A Polk State Lakeland Collegiate High School senior has received a Gates Millennium Scholarship, ensuring that she will be able to earn a bachelor’s degree — and even higher degrees, if she chooses.
“A few months ago, I wasn’t even applying to colleges,” said Ilda Martinez, 18, a resident of Mulberry. “Now I’m planning on going out of state. I can, so I might as well.”
Earlier this month, the Gates Millennium Scholars Program announced its Class of 2014 winners. Martinez was one of 1,000 recipients nationwide, one of 60 in Florida, and one four in Polk County.
The Gates Millennium Scholarship is a flagship program of the UNCF (United Negro College Fund). Founded in 1999 and funded by the Bill & Melinda Gates Foundation, the scholarship benefits outstanding minority students who face financial obstacles in pursuing higher education.
The scholarship pays for recipients to complete a bachelor’s degree in any field they choose at any accredited college or university. Additionally, scholars may request additional funding for graduate degrees in selected disciplines.
In addition to funding, the Gates program provides recipients with leadership development opportunities, mentoring, and academic and social support. The program is known for its high graduation rates; more than 87 percent of recipients earn a degree within six years, which is 28 percent higher than the national graduation rates for all students and comparable to the graduation rates for students of high-income families.
Martinez grew up in Central Florida, attending elementary school in Plant City, before moving to Polk County, where she attended Mulberry Middle and Mulberry High School.
She transferred to Polk State Lakeland Collegiate in her junior year to get as much free higher education as possible. Money is tight in her family, and she balances her studies with working at a local daycare.
Next month, she will graduate with her high school diploma and just nine credits shy of her Associate in Arts degree.
Realizing how difficult it was going to continue her education, until recently Martinez hadn’t even applied to any colleges.
Now, all her plans have changed.
“I heard the Gates letters were going out, and I sat with my window open for four hours, just waiting for the mailman, because I didn’t have any idea when he came to my house,” Martinez said.
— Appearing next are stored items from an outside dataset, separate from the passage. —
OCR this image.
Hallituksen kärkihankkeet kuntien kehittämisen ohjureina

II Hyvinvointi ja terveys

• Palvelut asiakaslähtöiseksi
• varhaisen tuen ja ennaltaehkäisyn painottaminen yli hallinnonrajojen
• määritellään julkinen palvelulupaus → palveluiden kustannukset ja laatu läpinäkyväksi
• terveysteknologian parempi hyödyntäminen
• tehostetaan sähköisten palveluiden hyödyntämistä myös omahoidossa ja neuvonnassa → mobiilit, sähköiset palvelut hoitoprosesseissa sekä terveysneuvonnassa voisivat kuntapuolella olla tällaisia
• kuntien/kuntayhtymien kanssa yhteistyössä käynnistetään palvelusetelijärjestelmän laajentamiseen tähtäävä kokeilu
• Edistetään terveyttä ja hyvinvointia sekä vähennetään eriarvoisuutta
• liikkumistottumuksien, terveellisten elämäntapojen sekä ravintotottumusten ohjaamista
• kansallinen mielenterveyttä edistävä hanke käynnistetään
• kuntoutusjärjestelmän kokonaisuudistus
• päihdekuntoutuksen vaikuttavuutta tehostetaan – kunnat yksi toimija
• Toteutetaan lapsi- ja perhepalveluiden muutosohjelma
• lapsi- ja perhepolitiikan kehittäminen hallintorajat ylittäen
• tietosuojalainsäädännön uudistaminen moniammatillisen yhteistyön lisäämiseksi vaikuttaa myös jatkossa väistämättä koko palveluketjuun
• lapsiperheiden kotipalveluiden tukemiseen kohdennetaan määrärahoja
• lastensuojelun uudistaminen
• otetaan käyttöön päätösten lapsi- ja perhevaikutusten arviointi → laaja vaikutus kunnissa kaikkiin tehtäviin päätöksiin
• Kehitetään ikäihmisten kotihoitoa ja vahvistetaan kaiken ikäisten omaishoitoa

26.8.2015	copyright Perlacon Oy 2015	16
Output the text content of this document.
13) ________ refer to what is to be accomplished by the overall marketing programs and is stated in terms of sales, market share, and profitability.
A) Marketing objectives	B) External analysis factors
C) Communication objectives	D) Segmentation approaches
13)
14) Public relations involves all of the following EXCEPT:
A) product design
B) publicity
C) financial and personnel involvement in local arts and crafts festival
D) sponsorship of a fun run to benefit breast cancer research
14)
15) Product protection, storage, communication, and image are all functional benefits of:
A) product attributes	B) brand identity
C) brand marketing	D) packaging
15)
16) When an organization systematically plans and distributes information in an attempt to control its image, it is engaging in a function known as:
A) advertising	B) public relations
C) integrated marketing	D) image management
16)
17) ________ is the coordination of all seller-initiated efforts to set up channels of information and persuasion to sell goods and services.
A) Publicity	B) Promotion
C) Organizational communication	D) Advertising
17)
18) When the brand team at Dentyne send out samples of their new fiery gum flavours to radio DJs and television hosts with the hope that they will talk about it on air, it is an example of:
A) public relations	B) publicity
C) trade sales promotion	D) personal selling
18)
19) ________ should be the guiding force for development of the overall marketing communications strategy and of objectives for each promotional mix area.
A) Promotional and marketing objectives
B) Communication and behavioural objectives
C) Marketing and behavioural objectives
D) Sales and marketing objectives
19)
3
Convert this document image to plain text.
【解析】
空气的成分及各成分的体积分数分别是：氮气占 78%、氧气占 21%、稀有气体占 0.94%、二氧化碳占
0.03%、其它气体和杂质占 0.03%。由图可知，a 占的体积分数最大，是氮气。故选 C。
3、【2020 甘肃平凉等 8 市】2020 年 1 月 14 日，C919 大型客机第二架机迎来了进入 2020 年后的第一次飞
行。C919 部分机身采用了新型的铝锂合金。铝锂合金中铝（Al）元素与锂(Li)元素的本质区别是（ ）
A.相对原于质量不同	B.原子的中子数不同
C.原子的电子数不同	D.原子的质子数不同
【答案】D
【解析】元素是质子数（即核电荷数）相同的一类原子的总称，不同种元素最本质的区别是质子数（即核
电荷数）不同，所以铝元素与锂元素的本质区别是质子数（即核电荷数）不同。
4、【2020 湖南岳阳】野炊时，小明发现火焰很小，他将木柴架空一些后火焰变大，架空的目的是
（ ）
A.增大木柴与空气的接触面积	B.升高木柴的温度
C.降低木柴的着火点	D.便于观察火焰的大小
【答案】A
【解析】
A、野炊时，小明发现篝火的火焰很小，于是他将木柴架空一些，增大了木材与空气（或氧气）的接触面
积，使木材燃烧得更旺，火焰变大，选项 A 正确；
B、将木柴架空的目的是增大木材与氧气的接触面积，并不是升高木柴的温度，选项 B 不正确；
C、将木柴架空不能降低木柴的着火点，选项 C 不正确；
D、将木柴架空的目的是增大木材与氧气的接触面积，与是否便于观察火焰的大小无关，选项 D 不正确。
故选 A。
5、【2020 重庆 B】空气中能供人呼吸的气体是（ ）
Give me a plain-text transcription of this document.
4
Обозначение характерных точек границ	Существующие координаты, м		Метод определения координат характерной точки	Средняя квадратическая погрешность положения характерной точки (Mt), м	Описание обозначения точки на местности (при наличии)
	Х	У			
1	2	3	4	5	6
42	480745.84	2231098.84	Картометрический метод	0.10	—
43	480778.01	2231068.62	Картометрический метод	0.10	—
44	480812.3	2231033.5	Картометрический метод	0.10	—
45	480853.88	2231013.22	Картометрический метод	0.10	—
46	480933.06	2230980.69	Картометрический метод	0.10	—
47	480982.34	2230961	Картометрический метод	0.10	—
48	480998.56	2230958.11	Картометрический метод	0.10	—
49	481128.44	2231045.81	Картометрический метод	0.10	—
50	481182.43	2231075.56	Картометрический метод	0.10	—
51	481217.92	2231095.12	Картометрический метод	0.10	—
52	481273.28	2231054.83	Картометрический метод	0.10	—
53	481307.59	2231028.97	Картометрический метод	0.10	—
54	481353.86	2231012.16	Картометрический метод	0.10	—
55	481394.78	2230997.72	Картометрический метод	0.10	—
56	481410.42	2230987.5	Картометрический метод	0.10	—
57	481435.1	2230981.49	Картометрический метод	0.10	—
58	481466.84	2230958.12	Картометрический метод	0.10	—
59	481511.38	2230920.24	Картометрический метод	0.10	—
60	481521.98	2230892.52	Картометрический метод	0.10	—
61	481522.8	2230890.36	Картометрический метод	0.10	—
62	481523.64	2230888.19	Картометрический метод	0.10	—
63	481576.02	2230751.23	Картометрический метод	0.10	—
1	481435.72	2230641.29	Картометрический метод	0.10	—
“When I got the letter, I just cried. I was so relieved.”
Martinez will continue on at the University of South Florida, but ultimately aims to attend the University of Chicago. She is interested in studying psychology and sociology. Her career plans are still a bit unclear, but she knows her ultimate goal:
“I want to help the people in my community,” she said.
In addition to Polk State Chain of Lakes, the College operates Polk State Lakeland and Polk State Lakeland Gateway to College. All three are public, charter high schools that allow students to simultaneously fulfill the requirements for their high school diplomas and associate’s degrees.